I push up on my elbows. “Maybe I should go.”
He splays his fingers across my chest, pinning me down. “Don’t get pissy. I was just pointing out you seem out of it.” He squints at my face. “You aren’t high, are ya?”
“No, I’m just . . .” I sigh. “Look, I don’t want to talk about me, okay? I’ve had a shitty day, and I just want to relax and hang out like we usually do.”
“Relax, huh? I think I might have something for that.” He jumps off the bed and strides out of the room. When he returns, he has plastic cup in one hand a small plastic bag in the other. “Pick a hand,” he says, even though I can see what’s in both. He’s giving me a choice: temporarily escape reality and be left feeling tired and achy or plummet into an unknown world that I might never find my way out of. How fast and far do I want to fall? How hard do I want to crash?
I want to fall hard.
I want to fall fast.
I want to crash and burn and never feel anything ever again.
Past the pills I take sometimes to kill the pain inside. Past the alcohol. Past the scars I always have to carry with me.
But the faint memory of Dancing, Dreaming, Good Girl Annabella clutches onto the ledge.
“I’ll take the cup,” I say, trying to figure out what my answer means. Am I good? Bad? What?
He seems mildly disappointed but still hands me the cup. “This’ll take the edge off a little.”
I inspect the brownish liquid that smells like gasoline. “What’s in it? Just whiskey, right?”

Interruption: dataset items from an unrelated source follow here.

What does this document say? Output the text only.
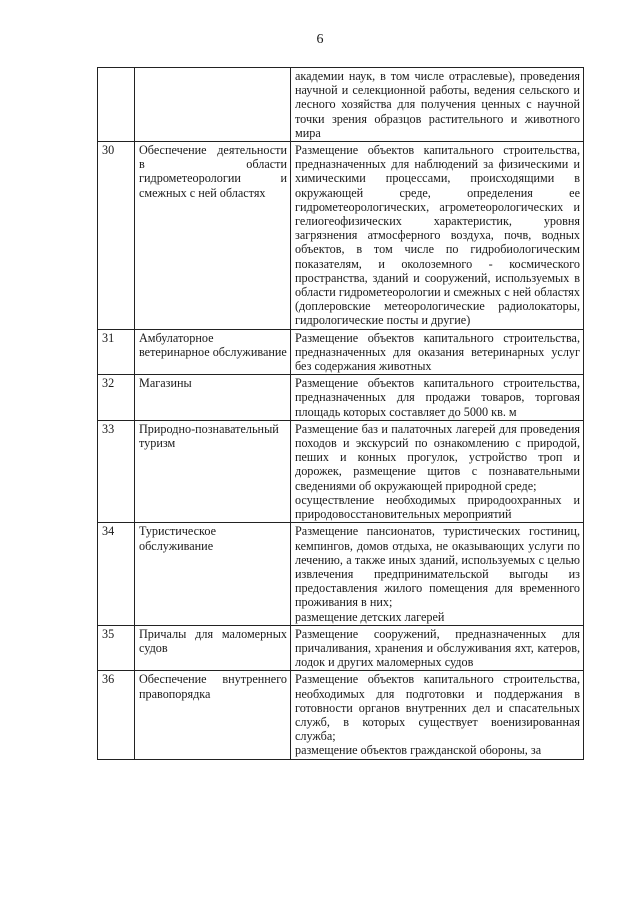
6

		академии наук, в том числе отраслевые), проведения научной и селекционной работы, ведения сельского и лесного хозяйства для получения ценных с научной точки зрения образцов растительного и животного мира

30	Обеспечение деятельности в области гидрометеорологии и смежных с ней областях	Размещение объектов капитального строительства, предназначенных для наблюдений за физическими и химическими процессами, происходящими в окружающей среде, определения ее гидрометеорологических, агрометеорологических и гелиогеофизических характеристик, уровня загрязнения атмосферного воздуха, почв, водных объектов, в том числе по гидробиологическим показателям, и околоземного - космического пространства, зданий и сооружений, используемых в области гидрометеорологии и смежных с ней областях (доплеровские метеорологические радиолокаторы, гидрологические посты и другие)

31	Амбулаторное ветеринарное обслуживание	Размещение объектов капитального строительства, предназначенных для оказания ветеринарных услуг без содержания животных

32	Магазины	Размещение объектов капитального строительства, предназначенных для продажи товаров, торговая площадь которых составляет до 5000 кв. м

33	Природно-познавательный туризм	Размещение баз и палаточных лагерей для проведения походов и экскурсий по ознакомлению с природой, пеших и конных прогулок, устройство троп и дорожек, размещение щитов с познавательными сведениями об окружающей природной среде;
осуществление необходимых природоохранных и природовосстановительных мероприятий

34	Туристическое обслуживание	Размещение пансионатов, туристических гостиниц, кемпингов, домов отдыха, не оказывающих услуги по лечению, а также иных зданий, используемых с целью извлечения предпринимательской выгоды из предоставления жилого помещения для временного проживания в них;
размещение детских лагерей

35	Причалы для маломерных судов	Размещение сооружений, предназначенных для причаливания, хранения и обслуживания яхт, катеров, лодок и других маломерных судов

36	Обеспечение внутреннего правопорядка	Размещение объектов капитального строительства, необходимых для подготовки и поддержания в готовности органов внутренних дел и спасательных служб, в которых существует военизированная служба;
размещение объектов гражданской обороны, за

“Just drink up and find out.” He kicks the door shut and climbs back onto the bed, tossing the plastic bag on the mattress beside him. “I promise it’ll blow your mind.”
My parents’ words of wisdom race through my head. Don’t do drugs. Don’t drink. Don’t give into peer pressure. You’re such a good girl, Annabella.

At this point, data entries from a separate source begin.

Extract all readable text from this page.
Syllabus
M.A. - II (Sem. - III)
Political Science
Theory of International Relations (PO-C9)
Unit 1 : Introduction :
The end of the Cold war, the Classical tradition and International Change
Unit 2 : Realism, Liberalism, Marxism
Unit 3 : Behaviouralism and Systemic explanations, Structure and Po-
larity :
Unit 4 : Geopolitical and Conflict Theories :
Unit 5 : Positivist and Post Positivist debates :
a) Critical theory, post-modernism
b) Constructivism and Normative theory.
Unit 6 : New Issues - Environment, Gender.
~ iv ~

“You’re wrong. I don’t know who I am anymore,” I say aloud to myself. Miller gives me a confused look, but I raise the rim of the glass to my lips. This is why I come here. This is what I need. “Goodbye, Anna. Goodbye, rainstorm.”
Chapter Four
As Destructive as the Rain
After I down half the cup, Miller finishes the rest off, does a line, then goes to get a refill. As the alcohol flows through my veins, I sink onto the mattress and drift from reality. Not too much later, Miller joins me, and we lay side-by-side, floating in and out of meaningless conversation.
I can’t see straight. Can hardly think. My body is so numb that I can’t even feel my messed up leg.

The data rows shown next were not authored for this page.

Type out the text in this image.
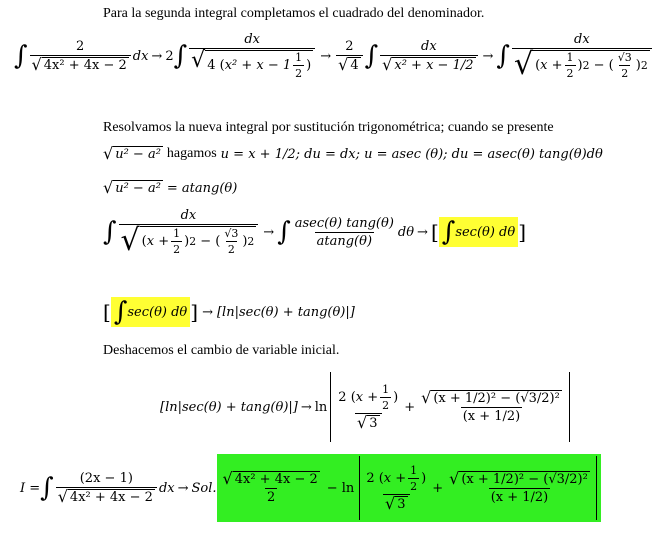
Para la segunda integral completamos el cuadrado del denominador.
∫ $\frac{2}{\text{√ 4x² + 4x − 2}}$ dx → 2 ∫ $\frac{dx}{√ 4 ( x^2 + x - 1 \frac{1}{2} )} \to \frac{2}{√ 4}$ ∫ $\frac{dx}{\text{√ x² + x − 1/2}}$ → ∫ $\frac{dx}{√ ( x + \frac{1}{2} ) 2 - ( \frac{√3}{2} ) 2}$
Resolvamos la nueva integral por sustitución trigonométrica; cuando se presente
√ u² − a² hagamos u = x + 1/2; du = dx; u = asec (θ); du = asec(θ) tang(θ)dθ
√ u² − a² = atang(θ)
∫ $\frac{dx}{√ ( x + \frac{1}{2} ) 2 - ( \frac{√3}{2} ) 2}$ → ∫ $\frac{asec(\theta) \tan g(\theta)}{atang(\theta)}$ dθ → [ ∫ sec(θ) dθ ]
[ ∫ sec(θ) dθ ] → [ln|sec(θ) + tang(θ)|]
Deshacemos el cambio de variable inicial.
$[\ln|\sec(\theta) + \tan g(\theta)|] \to \ln \frac{2 ( x + \frac{1}{2} )}{√ 3} + \frac{\text{√ (x + 1/2)² − (√3/2)²}}{(x + 1/2)}$
I = ∫ $\frac{(2x - 1)}{\text{√ 4x² + 4x − 2}}$ dx → Sol. $\frac{\text{√ 4x² + 4x − 2}}{2} - \ln \frac{2 ( x + \frac{1}{2} )}{√ 3} + \frac{\text{√ (x + 1/2)² − (√3/2)²}}{(x + 1/2)}$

“See, much better, right?” Miller asks as he stares up at the ceiling with his ar
m draped across his head.
“Yes . . . much . . .” Is it really, though? Am I lying to myself?
My phone rings, but I don’t—can’t—move to answer it.
“Good.” Miller smiles contently as he rolls on his side and props up on his elbow.
Minutes, maybe hours, pass before the effects of whatever I drank begin to wear off. I become restless again. Start thinking too much. Regret drinking. Being here. Choosing to be this person. I don’t like the feeling at all. Don’t like that the old me still resides somewhere beneath the purple hair and goth clothing, the one who wants to dance, be good—the one who should have just died in the car accident. For once, I just want to forget who I was, who I’ve become, the anger I feel toward my mother, the guilt I feel for feeling the anger. The guilt I feel for not telling my dad. That’s what I came here to do.